Fatburger founder expanded South L.A. eatery into chain
Lovie Yancey, founder of the Fatburger restaurant chain, which began with a popular post-World War II hamburger stand in South Los Angeles, has died. She was 96.
Yancey, who had pneumonia, died Jan. 26 at Olympia Medical Center in Los Angeles, said her daughter, Gwen Adair.
Yancey had already operated a restaurant in Tucson and was living in Los Angeles in the late 1940s when she began thinking about launching a new food business.
“I settled on hamburgers because they were the fastest-selling sandwich in America,” she told the Wave newspaper in 1985.
Yancey launched her foray into fast food by partnering with Charles Simpson, who worked for a construction company and reportedly used scrap materials to build a three-stool hamburger stand on Western Avenue near Jefferson Boulevard.
Opened in 1947, the business was called Mr. Fatburger.
“The name of the store was my idea,” Yancey said. “I wanted to get across the idea of a big burger with everything on it . . . a meal in itself.”
In 1952, Yancey shed both her business partner and the “Mr.” in the hamburger stand’s name, and Fatburger was officially born.

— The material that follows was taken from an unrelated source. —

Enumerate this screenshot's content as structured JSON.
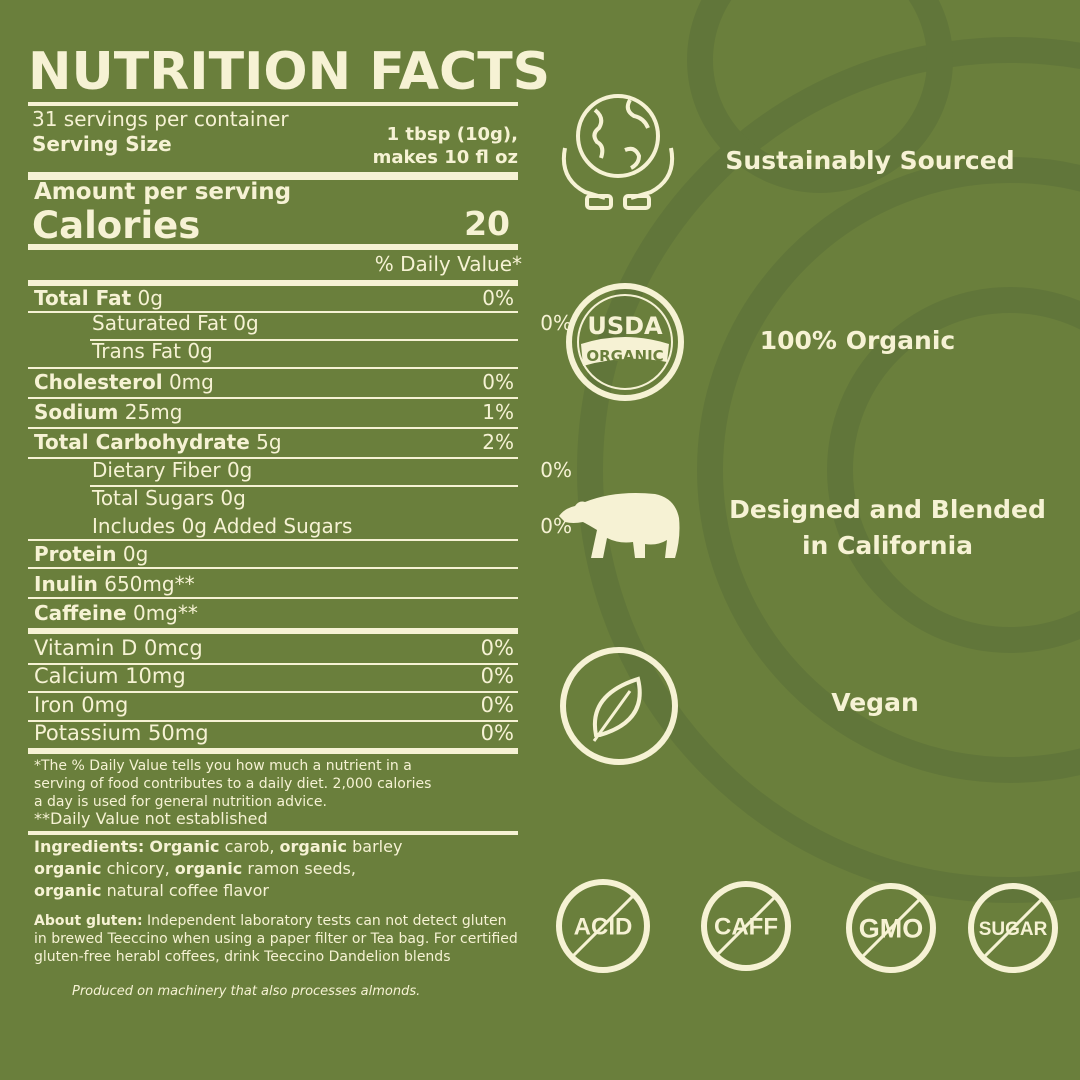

“I think of that stand as like a little postwar survivor that’s a tribute to the entrepreneurial spirit of an African American woman who really did usher in what became a very good model for a franchise business,” Adriene Biondo, chairman of the Los Angeles Conservancy’s Modern Committee, told The Times on Friday.
From the beginning, Yancey was a fixture at the original Fatburger, where customers, who included entertainers such as Redd Foxx and Ray Charles, could custom-order their burgers.
“I worked 16, 17 and 18 hours a day behind the counter, seven days a week,” Yancey recalled in the 1985 interview. “I’d come home, catch a few hours of sleep and start all over again.”
Adair said her mother “was always there to make sure things were done properly. Even when she was older, she’d sit and talk to the people. That was her life; she loved being around the business.”
Yancey didn’t start out operating an open-all-night hamburger stand, she said in the interview, “but as word got out how good the food was, we started getting requests from night shift and early morning workers -- bus drivers, mailmen, street sweepers -- to stay open longer.”
In 1973, Yancey opened a Fatburger on La Cienega Boulevard in Beverly Hills, and it became a favorite destination for celebrity burger buffs.
“One night, there was some kind of awards [ceremony] and people came in limousines in their tuxes and everything,” recalled Adair.
“They just closed the door, because they couldn’t get any more people in there.”
Over the years, Fatburger has been immortalized in a string of songs, movies and TV shows, including the sitcom “Sanford and Son,” the film “The Fast and the Furious” and the Ice Cube single “It Was a Good Day.”
Fatburger even once made David Letterman’s Top 10 list for things he’d miss most about leaving Los Angeles.
In 1981, Yancey began offering franchises in what was billed as “The Last Great Hamburger Stand.”
By 1985, in addition to four company locations, there were 15 Fatburger franchise sites.
“I don’t worry about McDonald’s, Burger King or Wendy’s,” Yancey told the Wave.
“They may be more popular, but a good hamburger sells itself, and I don’t think anybody makes as good a hamburger as we do.”
For three consecutive years, beginning in 1985, Fatburger was named in Entrepreneur magazine’s annual Franchise 500 list.
Yancey sold her Fatburger company to an investment group in 1990 but retained control of the original property on Western Avenue.
The stand was never designated as a Los Angeles historical-cultural monument.
The property was sold last year, and Adair said the new owner plans to develop it.
Santa Monica-based Fatburger Corp., owned by Fog Cutter Capital Group, currently has 93 locations in the United States, Canada and Macao.
“We feel privileged to be part of the culture Lovie created,” Andy Wiederhorn, chairman of Fatburger, said in a news release.
Yancey, who was born in Texas on Jan. 3, 1912, established a $1.7-million endowment at City of Hope National Medical Center in Duarte in 1986 for research into sickle-cell anemia. This was in fulfillment of a promise to her 22-year-old grandson, Duran Farrell, who had died of the disease three years earlier.
In addition to her daughter, Yancey is survived by three grandchildren and five great-grandchildren.
The funeral will be held at 1 p.m. Monday at Angelus Funeral Home, 3875 S. Crenshaw Blvd., Los Angeles.